Les Églises, bien qu’elles exercent parfois des prérogatives de puissance publique, ne revêtent pas la qualité de collectivité publique telle une commune. Elles ne bénéficient dès lors pas d’un emploi systématique du numéro AVS au sens de l’art. 153c al. 1 let. a ch. 3 LAVS.

Faits

L’Église évangélique réformée du Canton de Fribourg souhaite accéder à diverses données de la plateforme FriPers, gérée par l’État de Fribourg. Ces données lui permettraient de vérifier l’exactitude du registre de ses membres. Elle formule une demande à la Direction de la sécurité, de la justice et du sport (la Direction). Cette dernière accepte l’accès à certaines informations, mais refuse l’accès à d’autres. La 1ère Cour administrative du Tribunal cantonal fribourgeois admet le recours formé par l’Église évangélique réformée et ordonne à la Direction de transmettre certaines données supplémentaires. En revanche, le Tribunal cantonal maintient le refus de transmettre certaines données des habitants, en particulier le numéro AVS.
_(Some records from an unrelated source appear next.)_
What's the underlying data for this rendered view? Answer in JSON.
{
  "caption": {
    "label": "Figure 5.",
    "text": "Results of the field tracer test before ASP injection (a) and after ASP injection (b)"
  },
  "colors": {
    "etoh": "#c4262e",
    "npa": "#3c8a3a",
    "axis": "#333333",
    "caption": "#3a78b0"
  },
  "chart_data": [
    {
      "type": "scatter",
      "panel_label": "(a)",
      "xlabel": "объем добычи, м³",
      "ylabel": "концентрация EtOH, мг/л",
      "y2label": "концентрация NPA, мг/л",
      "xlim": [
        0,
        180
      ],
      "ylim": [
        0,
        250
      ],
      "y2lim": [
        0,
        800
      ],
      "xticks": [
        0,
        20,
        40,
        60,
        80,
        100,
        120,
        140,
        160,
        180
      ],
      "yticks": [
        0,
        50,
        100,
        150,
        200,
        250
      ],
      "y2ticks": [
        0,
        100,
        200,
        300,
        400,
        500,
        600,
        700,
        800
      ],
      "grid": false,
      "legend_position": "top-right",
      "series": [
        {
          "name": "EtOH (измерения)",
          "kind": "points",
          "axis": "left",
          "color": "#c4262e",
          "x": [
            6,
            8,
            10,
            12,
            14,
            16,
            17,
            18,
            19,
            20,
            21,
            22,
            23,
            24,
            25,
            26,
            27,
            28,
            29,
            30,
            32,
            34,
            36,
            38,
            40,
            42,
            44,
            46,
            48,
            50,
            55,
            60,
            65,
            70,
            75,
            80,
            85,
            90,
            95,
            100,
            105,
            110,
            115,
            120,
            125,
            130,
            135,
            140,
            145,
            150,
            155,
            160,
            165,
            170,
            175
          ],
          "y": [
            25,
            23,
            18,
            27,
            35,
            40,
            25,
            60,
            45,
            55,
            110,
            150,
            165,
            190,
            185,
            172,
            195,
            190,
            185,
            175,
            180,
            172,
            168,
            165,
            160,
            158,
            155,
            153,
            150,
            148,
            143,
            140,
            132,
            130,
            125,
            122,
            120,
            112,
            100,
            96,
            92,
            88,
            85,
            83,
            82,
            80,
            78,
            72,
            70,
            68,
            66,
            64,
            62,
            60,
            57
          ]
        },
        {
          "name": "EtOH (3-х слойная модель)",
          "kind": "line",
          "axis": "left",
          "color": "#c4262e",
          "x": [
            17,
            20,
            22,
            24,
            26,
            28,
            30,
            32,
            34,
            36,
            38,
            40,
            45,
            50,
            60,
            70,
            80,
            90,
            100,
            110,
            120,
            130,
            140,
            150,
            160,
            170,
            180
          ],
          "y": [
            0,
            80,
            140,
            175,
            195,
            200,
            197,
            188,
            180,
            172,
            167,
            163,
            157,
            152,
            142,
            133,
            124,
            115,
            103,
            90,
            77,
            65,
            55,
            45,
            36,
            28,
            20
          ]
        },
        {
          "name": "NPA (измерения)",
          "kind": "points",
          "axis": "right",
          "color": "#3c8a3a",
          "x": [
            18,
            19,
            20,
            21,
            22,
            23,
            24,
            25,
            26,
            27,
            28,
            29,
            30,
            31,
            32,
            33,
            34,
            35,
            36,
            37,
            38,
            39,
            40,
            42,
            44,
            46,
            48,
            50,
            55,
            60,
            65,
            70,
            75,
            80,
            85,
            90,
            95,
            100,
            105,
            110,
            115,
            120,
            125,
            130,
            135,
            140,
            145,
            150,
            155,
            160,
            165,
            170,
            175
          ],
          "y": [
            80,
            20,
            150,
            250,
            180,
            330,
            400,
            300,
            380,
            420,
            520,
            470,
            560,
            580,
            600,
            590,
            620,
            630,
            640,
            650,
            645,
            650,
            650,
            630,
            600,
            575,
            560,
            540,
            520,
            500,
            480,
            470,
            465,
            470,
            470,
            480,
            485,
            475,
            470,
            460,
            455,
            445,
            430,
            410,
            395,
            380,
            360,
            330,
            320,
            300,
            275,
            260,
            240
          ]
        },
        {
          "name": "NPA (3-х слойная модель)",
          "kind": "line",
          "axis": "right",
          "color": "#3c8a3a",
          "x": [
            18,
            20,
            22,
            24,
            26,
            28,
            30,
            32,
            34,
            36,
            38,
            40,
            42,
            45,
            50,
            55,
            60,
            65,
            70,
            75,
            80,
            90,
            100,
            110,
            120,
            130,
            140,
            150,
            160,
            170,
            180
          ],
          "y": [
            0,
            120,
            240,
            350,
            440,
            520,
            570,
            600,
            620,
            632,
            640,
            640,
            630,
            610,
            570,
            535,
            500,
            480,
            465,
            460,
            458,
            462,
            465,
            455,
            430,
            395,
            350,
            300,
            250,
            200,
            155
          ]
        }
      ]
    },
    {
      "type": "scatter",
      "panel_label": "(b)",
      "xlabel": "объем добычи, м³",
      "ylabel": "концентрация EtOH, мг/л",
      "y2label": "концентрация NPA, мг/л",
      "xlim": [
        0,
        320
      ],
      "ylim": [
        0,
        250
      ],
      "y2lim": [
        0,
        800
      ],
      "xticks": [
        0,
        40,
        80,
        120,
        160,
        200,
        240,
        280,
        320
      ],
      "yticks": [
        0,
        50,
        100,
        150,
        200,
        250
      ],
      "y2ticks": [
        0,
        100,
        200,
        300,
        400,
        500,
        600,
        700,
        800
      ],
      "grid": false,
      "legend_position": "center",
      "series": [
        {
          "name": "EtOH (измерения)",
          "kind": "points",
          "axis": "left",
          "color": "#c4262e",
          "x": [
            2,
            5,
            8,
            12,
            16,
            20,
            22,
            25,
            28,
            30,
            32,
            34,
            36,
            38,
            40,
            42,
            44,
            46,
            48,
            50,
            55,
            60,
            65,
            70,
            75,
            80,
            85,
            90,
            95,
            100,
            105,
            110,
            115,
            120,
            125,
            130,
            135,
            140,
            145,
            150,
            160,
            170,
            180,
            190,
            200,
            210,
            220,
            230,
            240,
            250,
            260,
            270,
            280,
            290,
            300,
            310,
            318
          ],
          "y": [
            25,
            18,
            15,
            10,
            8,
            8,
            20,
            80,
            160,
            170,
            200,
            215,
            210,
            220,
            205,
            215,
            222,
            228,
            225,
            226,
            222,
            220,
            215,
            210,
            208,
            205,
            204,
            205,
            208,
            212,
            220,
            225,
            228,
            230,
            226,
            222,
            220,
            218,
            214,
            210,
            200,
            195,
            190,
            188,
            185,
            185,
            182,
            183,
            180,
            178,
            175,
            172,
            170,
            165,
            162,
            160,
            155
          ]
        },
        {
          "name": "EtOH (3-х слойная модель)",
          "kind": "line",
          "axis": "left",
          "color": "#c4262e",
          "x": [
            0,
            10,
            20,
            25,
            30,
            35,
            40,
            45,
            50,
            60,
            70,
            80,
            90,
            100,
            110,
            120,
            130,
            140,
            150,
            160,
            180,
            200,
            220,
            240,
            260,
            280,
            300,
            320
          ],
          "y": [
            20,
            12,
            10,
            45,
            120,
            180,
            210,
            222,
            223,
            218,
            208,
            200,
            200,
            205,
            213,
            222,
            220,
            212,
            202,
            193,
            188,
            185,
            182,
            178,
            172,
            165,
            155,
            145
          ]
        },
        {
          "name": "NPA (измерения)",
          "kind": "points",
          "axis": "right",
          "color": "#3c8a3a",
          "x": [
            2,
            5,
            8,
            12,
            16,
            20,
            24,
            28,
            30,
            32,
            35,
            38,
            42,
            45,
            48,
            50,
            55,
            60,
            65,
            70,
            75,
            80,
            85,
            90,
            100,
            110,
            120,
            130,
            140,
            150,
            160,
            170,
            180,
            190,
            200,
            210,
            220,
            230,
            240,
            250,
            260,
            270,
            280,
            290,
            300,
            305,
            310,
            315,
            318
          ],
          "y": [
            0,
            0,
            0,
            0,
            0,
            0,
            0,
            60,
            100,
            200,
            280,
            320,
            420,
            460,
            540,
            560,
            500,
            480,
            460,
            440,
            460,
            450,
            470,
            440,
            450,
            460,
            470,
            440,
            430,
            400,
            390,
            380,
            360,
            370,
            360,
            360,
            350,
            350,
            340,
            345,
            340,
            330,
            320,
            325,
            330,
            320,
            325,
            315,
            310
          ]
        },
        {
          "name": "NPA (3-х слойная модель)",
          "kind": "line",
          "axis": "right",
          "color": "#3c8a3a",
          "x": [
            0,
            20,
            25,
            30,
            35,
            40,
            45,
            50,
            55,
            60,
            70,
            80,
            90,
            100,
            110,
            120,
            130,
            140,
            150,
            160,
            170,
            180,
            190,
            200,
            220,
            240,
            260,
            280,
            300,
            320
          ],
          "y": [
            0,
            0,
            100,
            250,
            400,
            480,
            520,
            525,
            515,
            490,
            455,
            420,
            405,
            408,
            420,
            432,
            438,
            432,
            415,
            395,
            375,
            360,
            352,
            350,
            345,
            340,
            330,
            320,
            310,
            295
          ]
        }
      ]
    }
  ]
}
L’Église évangélique réformée forme alors recours en matière de droit public au Tribunal fédéral, qui est amené à se prononcer sur le respect de l’autonomie organisationnelle de l’Église évangélique réformée et si celle-ci peut accéder aux numéros AVS des habitant de confession protestante en tant qu’unité des administrations cantonales et communales.

Droit

L’art. 15 Cst. garantit la liberté de conscience et de croyance. Bien que les Églises ne bénéficient pas directement de la liberté religieuse corporative, la disposition leur octroie une autonomie organisationnelle : elles agissent et se développent sans influence de l’État. La Constitution fribourgeoise consacre également cette autonomie (art. 141 al. 2 Cst./FR). En l’espèce, l’Église évangélique réformée estime qu’en refusant l’accès aux données qu’il possède sur les habitants, le Canton de Fribourg l’empêche de mener à bien ses activités essentielles. En effet, sans informations sur les habitants, elle peine à contacter les fidèles et à les mobiliser. Le refus de transmettre les données constituerait dès lors, selon l’Église évangélique réformée, une violation de l’autonomie dont elle bénéficie.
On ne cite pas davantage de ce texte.